Poursuivant ma dérive de sucette historique en sucette historique et de place en bouche de métro par Guimard, après un passage à la librairie Galignani j’aborde l’Opéra, où je n’ai rendez-vous qu’en fin de journée. Nouvelle pause Starbucks, quelques pages. Repartant pour République, histoire de dire bonjour à une copine qui bosse à la librairie l’Arbre à Lettres (33 Bd du Temple), j’effectue dans un pub un nouvel arrêt écriture, de quoi reposer mes voûtes plantaires qui protestent, et de boire une demi-pinte de Strongbow. Au proche horizon, la tour St Jacques emmaillottée de blanc mime une navettte spatiale sur le pas de tir. Les garçons que je croise sont souvent beaux, les bancs franchement trop rares. En fin de journée, la lumière se fait caressante, éveille des ors à l’angle des toits. Le soleil déclinant attendri la ville — on respire du rose, écrirait Réda.

#1097

Quelques jours assez chargés, avant de partir me promener à Paris jusqu’à jeudi. Interventions vendredi et samedi en librairies, avec un succès que l’on décrira pudiquement comme « mitigé ». Le plus étonnant fut de se rendre dans un centre commercial à Ecully: c’était… loin! Et l’autobus passe par La Duchère, zone de grands immeubles ô combien typiques du pire des banlieues.

Depuis ce bus, la barre des immeubles forme à un moment comme une véritable falaise, devant laquelle s’érige fièrement un unique gratte-ciel — que ses architectures bien avisés ont dôté de protubérances régulières et d’une somptueuse couleur anthracite unie. Impressionnant: c’est Ortanc! De nos jours, Saroumane habite à La Duchère.

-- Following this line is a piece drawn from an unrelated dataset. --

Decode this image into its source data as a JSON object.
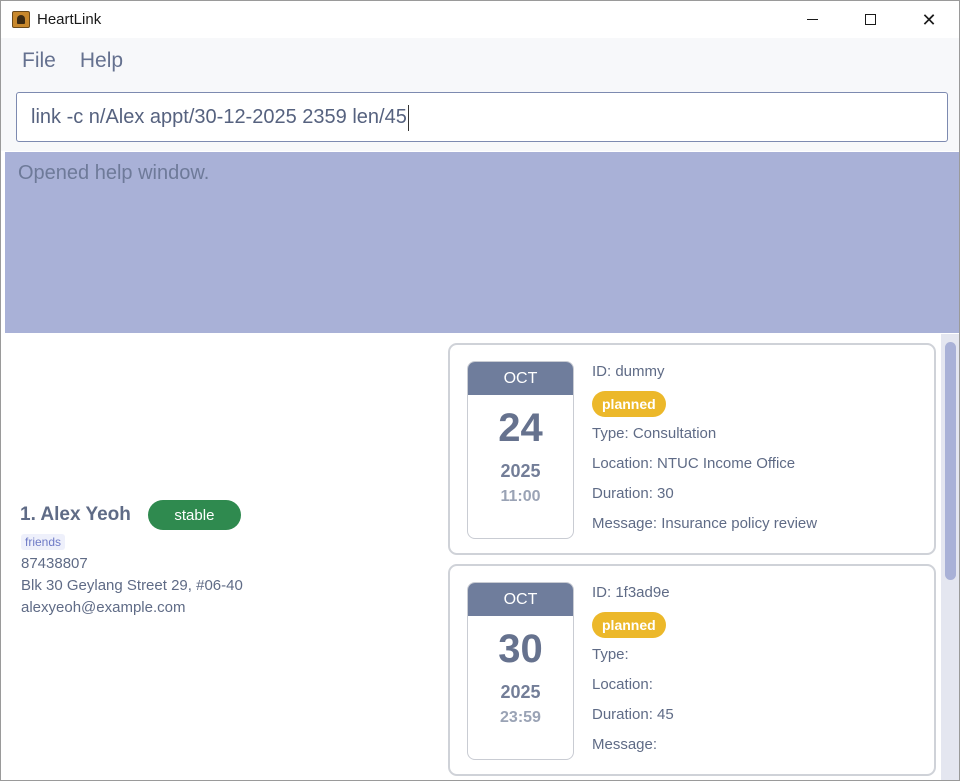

Comment peut-on seulement planifier de telles choses? A voir le mal-être criant d’un tel paysage, tout le cynisme monstrueux des décideurs saute littéralement au visage.

#1096

La journée des faits divers: hier matin, voulant sortir de chez moi, je découvre que la rue est bloquée par les pompiers de chaque côté de l’entrée du porche de la cour où j’habite, car ils recherchent la source d’une fuite de gaz.

Le soir, je rentre chez moi et apprends qu’un immeuble c’est effondré dans le quartier, vers 14h — celui à côté de chez mes amis Laurence et Raphaël, qui ont été provisoirement relogés dans un hôtel, le temps que les experts vérifient que leur immeuble n’a pas été ébranlé. Ils viennent ce soir dîner ici, devant attendre lundi pour regagner leur logement.

#1095

Ce que je préfère, en lecture, c’est encore lorsque je dévore un bouquin, que je ne peux plus le lâcher… Attitude primaire? Eh bien, peut-être pas, car ce genre de lectures-boulimies peut chez moi s’effectuer dans des genres fort différents. Et là, ma dernière en date se situe bien loin des best-sellers — il s’agit du Roman de la peinture moderne de Jacques Gagliardi, chez Hazan, un énorme pavé d’histoire de l’art. Mais alors, quelle maestria! Un style vivant, brillant, une culture qui ne se cantonne pas comme d’habitude aux beaux-arts franco-français mais embrasse une large palette de nationalités, et un panorama historique qui court de Goya à Koons… Epatant. Vraiment: je dévore.

Ah sinon, très content: de très belles réactions au Fiction tome 4, déjà (posté aux abonnés et collaborateurs, mais en librairies seulement le 27). Il serait bien que ce livre-revue s’installe vraiment, solidement, dans le paysage éditorial, isn’t it?